What it does
The Petroleum (Submerged Lands) Act 1982 (WA) is the Western Australian statute governing petroleum exploration and production in the State's adjacent offshore area. It establishes the licensing regime through which companies may search for and extract petroleum from the seabed and subsoil of the offshore zone administered by WA.

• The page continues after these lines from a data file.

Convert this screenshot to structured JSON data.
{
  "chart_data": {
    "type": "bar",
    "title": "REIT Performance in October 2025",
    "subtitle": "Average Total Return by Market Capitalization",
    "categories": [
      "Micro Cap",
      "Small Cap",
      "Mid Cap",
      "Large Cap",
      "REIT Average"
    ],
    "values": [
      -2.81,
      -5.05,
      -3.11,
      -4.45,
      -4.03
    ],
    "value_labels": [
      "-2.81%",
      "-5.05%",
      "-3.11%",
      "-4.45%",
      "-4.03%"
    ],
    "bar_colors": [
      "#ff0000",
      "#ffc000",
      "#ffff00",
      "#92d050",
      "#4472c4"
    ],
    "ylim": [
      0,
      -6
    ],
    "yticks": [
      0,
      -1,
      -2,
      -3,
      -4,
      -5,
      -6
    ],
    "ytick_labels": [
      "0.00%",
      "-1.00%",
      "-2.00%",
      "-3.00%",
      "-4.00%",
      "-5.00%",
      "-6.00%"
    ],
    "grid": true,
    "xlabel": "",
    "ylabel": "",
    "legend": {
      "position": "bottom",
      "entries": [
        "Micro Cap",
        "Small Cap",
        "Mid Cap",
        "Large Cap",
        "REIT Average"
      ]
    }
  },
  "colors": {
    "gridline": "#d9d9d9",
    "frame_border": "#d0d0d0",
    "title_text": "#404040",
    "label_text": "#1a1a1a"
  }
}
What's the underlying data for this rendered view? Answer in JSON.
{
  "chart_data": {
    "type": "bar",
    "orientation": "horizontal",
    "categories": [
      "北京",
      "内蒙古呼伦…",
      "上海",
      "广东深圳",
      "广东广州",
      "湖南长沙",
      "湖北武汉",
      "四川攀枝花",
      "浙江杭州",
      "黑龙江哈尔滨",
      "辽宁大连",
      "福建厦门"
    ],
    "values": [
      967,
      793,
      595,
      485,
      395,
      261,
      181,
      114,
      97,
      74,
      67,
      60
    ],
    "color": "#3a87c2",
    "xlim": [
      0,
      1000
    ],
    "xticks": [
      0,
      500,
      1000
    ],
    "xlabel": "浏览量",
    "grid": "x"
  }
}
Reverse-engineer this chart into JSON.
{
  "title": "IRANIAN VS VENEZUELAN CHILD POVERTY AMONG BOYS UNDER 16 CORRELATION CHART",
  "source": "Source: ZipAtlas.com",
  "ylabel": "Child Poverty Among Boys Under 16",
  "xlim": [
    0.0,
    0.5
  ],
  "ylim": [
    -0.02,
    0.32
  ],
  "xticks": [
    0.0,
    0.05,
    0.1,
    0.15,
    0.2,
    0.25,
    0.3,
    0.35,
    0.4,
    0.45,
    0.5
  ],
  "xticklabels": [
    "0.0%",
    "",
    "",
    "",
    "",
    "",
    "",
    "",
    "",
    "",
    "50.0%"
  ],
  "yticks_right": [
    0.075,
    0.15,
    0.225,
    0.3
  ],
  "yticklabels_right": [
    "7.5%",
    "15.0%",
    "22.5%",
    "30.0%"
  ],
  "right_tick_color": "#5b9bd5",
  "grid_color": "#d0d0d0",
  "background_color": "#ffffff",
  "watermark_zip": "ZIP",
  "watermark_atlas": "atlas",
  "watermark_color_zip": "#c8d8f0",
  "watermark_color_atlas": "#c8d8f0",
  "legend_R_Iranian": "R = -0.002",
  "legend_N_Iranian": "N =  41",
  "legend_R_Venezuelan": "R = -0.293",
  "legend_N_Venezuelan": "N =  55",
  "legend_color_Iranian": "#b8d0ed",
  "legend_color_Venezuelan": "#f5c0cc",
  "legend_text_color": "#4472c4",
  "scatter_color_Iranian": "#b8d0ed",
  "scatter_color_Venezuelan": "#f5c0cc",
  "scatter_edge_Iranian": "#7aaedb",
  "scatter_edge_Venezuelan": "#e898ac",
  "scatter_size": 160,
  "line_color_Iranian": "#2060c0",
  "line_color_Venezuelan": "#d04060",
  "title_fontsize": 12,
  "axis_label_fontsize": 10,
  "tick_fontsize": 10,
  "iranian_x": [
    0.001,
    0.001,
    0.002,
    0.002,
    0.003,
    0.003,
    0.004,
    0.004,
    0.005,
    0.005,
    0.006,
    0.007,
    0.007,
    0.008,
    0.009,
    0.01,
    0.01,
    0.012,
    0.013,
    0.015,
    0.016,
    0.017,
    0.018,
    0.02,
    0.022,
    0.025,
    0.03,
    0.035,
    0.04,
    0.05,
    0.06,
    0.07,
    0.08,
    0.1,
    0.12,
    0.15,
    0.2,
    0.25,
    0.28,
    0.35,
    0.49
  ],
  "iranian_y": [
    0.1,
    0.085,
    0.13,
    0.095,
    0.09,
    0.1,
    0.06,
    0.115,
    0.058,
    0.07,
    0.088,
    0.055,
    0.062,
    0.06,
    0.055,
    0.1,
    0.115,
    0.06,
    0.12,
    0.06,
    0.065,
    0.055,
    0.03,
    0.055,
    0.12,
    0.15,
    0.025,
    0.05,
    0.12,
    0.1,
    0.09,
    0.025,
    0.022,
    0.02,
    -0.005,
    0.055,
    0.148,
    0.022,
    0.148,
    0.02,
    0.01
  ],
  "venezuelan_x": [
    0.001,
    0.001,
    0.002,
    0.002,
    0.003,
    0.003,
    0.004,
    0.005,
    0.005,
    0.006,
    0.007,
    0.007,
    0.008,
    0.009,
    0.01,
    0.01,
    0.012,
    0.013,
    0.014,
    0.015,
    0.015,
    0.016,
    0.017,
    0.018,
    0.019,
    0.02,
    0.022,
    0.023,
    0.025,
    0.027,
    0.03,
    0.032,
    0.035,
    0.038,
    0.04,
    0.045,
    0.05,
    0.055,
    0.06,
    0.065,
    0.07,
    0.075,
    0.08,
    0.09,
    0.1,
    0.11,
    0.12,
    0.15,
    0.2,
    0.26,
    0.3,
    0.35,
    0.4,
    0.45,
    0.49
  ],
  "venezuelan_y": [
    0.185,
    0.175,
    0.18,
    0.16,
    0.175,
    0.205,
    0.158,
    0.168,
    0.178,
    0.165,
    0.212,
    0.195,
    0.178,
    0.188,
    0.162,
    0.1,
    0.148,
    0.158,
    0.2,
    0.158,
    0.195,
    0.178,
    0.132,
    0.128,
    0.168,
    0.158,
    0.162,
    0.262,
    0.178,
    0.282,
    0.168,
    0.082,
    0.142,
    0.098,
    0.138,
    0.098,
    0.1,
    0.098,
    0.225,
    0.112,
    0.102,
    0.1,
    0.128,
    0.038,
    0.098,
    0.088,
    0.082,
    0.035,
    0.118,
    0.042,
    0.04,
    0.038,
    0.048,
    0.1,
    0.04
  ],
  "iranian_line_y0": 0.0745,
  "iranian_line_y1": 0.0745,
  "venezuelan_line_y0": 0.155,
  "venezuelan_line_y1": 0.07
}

The Act operates within a broader national framework for offshore petroleum regulation. It was enacted pursuant to an intergovernmental agreement between the Commonwealth, States and the Northern Territory for the cooperative regulation of offshore petroleum activities. Under this framework, each State enacted corresponding legislation, and the Commonwealth enacted Commonwealth legislation (originally the Petroleum (Submerged Lands) Act 1967 (Cth), later succeeded by the Offshore Petroleum and Greenhouse Gas Storage Act 2006 (Cth)).
The WA adjacent area (called "the adjacent area" in the Act) is the offshore zone to which the Act applies: broadly, the area of WA's continental shelf within the defined boundary in Schedule 2, lying within the territorial sea of Australia (s 4). The Convention on the Continental Shelf (1958) is the foundational international law instrument referenced in the definitions (s 4).
The Act is very large (nearly 900k chars) and contains detailed provisions for each licence type, the conditions applying to it, and the obligations of titleholders.